William
Boyd: Sweet Caress, Bloomsbury UK, 9781408867976
Before I
start telling you about “Sweet Caress”, William Boyd’s most recent novel, I
have to confess that “Any Human Heart” is on the shelf of my all-time favorite
books. He is one of my favorite contemporary
authors, a master storyteller and
whenever a new novel by him is published, I race out to get my hands on it.

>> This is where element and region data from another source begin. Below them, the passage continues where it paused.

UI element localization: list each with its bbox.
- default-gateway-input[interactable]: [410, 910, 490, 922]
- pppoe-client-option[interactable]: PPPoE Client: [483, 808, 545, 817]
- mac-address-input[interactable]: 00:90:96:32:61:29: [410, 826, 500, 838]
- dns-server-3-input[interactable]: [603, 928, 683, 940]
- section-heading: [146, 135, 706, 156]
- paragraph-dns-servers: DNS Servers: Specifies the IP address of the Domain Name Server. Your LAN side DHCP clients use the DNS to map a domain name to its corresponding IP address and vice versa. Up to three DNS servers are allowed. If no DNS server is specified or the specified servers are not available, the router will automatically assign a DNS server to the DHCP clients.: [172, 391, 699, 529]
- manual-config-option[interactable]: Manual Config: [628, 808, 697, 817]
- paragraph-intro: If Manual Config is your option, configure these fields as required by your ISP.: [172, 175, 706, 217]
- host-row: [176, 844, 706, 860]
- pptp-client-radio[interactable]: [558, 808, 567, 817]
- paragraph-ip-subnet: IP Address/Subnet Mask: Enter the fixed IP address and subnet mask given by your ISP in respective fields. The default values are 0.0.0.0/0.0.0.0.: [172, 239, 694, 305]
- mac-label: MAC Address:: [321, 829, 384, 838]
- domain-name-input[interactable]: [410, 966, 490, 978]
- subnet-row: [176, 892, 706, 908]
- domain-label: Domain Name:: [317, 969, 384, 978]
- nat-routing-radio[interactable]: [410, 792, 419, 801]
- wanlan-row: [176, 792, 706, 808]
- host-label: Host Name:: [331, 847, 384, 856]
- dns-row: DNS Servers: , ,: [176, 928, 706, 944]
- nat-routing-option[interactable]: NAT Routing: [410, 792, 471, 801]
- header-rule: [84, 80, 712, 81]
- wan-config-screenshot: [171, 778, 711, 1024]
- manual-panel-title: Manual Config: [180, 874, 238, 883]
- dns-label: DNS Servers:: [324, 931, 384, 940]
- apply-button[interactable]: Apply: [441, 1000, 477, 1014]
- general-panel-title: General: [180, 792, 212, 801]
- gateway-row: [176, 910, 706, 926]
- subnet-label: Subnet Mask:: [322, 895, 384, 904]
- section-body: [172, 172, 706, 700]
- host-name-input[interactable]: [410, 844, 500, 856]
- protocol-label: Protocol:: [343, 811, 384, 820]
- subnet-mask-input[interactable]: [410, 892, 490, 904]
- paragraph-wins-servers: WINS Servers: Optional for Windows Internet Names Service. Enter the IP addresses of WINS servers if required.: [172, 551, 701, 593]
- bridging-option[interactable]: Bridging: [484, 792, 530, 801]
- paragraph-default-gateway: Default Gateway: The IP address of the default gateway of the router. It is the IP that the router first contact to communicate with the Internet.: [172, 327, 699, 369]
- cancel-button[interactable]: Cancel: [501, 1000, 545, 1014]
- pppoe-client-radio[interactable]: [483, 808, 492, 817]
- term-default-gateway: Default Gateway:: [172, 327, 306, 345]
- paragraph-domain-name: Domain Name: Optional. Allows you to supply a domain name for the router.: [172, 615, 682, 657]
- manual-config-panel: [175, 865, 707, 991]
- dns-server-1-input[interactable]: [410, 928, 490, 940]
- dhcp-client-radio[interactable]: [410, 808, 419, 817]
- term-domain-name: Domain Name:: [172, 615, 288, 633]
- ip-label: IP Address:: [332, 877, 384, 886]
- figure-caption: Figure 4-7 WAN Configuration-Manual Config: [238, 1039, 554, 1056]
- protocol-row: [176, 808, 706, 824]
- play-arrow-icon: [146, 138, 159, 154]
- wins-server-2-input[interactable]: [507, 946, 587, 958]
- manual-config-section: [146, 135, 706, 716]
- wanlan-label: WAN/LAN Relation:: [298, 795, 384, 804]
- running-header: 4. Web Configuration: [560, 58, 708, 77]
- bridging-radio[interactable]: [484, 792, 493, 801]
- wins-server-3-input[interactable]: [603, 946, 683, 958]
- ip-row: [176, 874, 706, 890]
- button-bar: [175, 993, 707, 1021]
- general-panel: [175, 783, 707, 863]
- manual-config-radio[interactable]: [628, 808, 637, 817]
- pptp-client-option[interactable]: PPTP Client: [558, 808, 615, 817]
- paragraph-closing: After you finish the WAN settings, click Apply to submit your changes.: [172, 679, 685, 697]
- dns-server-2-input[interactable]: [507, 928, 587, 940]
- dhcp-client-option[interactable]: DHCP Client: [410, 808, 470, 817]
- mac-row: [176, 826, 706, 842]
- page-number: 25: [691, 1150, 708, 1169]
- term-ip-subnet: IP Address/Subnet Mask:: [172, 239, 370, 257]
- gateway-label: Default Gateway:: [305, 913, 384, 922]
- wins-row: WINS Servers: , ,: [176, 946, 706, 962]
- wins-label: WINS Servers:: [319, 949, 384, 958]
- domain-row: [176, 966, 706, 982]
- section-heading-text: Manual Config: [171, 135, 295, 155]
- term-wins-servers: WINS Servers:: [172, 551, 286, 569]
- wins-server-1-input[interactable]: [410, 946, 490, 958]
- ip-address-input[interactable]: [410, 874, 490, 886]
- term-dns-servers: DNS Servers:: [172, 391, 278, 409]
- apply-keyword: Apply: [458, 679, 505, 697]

(Apart from his latest James Bond novel)
Lucky me – he was published by Penguin for many years and then moved to
Bloomsbury, two publishers I represented in Germany for many years and
therefore was privileged to get my hands on early proofs.
If you are
looking for a female version in the footsteps of “Any Human Heart”, you will
find it in “Sweet Caress”, seen thru the lens of Amory Clay, a photographer. It
is a tour de force through the 20th Century and such a wonderful
book – I feel sad it is finished now , wanted it to go on for a while longer
than the 448 pages it already has.
Amory Clay
is a fictional character but I found myself researching her name in Wikipedia,
the idea to place photos of events and people in the book make her novel life sound so very real. Very clever idea, some of the characters Amory
meets, like in Any Human heart, are real and Boyd lists them in
“Acknowledgements”. From Amory’s
birthday in 1908 up to her death, she memorizes her life as an elderly person
in 1977 living in Scotland, with her thoughts trailing back in chronological
order to times gone by. You feel like
you are sitting in her living room listening to her life story.
There are the
damaged souls returning from WWI during
her childhood , her father in particular, her photographer uncle
Grenville who is responsible for putting the first camera in her hands with whom he shares a special emotional bond
, her years in London as his apprentice taking photographs of socialites for
fashionable magazines, the Berlin of the
late Twenties and New York in the Thirties, her run in with Black shirts in
London altering her life forever , and finally
becoming one of the few female WWII photographers
until life has another major change in store for her . Amory’s taste for adventure and her curiosity
is always greater than her fear as she tries to pursue her life's dream, her
recollections of her love life and relationships are some of the best parts of
the book.
English
fiction at its very best - thank you
William Boyd for such a great story and a follow up to Any Human Heart! I cannot wait to see what he is up to next.